Available Agent Tools
| Tool | What it does |
|---|---|
tap / swipe / long_press | Touch the screen at a target element |
input_text | Type into any text field |
open_app | Launch any installed app by name |
send_message | Full messaging flow: open app, find contact, type, send |
auto_reply | Monitor a contact and reply automatically using the LLM |
get_screen_info | Read the current UI accessibility tree |
take_screenshot | Capture the current screen state |
finish | Signal task completion |
Pros
- Local mode runs fully offline after the one-time model download.
- Reads actual UI elements on any app.
- Cloud QA on a physical Pixel 8 Pro showed 18 out of 20 complex tasks passing across repeated trials. The email-composing task hit 10 out of 10.
Cons
- Local mode still asks for recent arm64 hardware and large RAM headroom.
- First local model load can feel slow on weaker phones.
Related resources
- PokeClaw GitHub Repository: Source code, APK releases, open issues, and the verified task capability documentation.
- LiteRT-LM overview: Google’s on-device LLM inference runtime that PokeClaw uses for local model execution.
- Gemma 4 blog post: Google DeepMind’s announcement covering the Gemma 4 open model powering Local mode.
- Android Accessibility Services guide: Android developer documentation for the permission model PokeClaw uses to read and control the screen.
FAQs
Q: Does PokeClaw send data to any server in Local mode?

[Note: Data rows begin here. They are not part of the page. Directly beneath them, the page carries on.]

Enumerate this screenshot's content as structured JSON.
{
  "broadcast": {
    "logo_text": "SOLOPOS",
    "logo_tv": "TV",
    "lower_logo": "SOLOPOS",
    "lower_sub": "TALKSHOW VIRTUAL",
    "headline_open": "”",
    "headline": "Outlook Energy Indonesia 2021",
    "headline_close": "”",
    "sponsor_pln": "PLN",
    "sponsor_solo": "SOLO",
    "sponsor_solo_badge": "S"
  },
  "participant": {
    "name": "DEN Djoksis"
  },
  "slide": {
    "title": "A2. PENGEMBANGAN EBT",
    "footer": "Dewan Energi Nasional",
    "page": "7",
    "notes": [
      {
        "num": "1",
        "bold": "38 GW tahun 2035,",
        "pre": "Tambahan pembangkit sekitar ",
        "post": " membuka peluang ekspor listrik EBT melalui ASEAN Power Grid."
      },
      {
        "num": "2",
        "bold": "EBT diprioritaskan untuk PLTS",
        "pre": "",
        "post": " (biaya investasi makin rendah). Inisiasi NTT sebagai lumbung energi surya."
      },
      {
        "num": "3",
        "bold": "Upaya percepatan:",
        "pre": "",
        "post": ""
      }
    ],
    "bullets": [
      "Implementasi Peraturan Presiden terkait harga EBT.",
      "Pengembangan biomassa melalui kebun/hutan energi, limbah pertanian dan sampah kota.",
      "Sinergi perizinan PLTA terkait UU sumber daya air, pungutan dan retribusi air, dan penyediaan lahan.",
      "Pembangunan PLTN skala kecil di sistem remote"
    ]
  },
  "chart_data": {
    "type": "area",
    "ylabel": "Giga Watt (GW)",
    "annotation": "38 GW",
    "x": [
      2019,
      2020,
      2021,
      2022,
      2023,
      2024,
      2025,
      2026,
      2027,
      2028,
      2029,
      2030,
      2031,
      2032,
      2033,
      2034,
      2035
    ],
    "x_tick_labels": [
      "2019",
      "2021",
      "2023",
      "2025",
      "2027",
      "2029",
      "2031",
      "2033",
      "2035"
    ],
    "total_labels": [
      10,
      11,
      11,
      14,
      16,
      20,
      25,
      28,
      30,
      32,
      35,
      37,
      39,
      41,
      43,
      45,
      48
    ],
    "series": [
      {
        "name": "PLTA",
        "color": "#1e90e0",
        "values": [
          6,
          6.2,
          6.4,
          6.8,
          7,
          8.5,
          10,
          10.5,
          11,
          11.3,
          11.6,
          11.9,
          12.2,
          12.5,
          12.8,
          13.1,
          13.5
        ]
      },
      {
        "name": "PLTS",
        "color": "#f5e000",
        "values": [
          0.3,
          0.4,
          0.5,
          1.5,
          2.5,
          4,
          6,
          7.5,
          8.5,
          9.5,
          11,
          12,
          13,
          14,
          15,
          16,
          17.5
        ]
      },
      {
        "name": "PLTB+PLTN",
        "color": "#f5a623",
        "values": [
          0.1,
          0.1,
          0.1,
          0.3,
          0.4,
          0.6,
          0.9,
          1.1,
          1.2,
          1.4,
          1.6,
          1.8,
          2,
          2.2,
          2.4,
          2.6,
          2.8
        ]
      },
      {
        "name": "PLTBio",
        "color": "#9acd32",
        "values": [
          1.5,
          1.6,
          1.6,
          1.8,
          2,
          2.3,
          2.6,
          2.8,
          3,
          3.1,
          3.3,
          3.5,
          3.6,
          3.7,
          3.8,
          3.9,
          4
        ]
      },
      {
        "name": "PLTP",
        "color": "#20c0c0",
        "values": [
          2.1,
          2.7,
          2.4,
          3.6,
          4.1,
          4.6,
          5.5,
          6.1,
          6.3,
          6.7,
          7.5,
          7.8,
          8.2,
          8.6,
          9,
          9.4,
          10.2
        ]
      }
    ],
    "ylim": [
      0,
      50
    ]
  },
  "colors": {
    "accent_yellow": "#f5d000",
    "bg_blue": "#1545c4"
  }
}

A: All model execution stays on-device in Local mode. No network requests going out during local tasks.
Q: How does the auto-reply feature work?
A: PokeClaw monitors notifications from a specified contact. When a message arrives, the app opens the conversation, reads all visible messages on screen for context, generates a reply using the local or cloud LLM, and sends it.
Q: Samsung shows a security warning when I try to install. Is PokeClaw safe?
A: That warning is standard sideloading behavior for APKs installed outside the Play Store.
Q: Can this app interact with banking or secure payment apps?
A: No. Most financial apps employ FLAG_SECURE or similar protections that block the Accessibility Service from reading the screen content.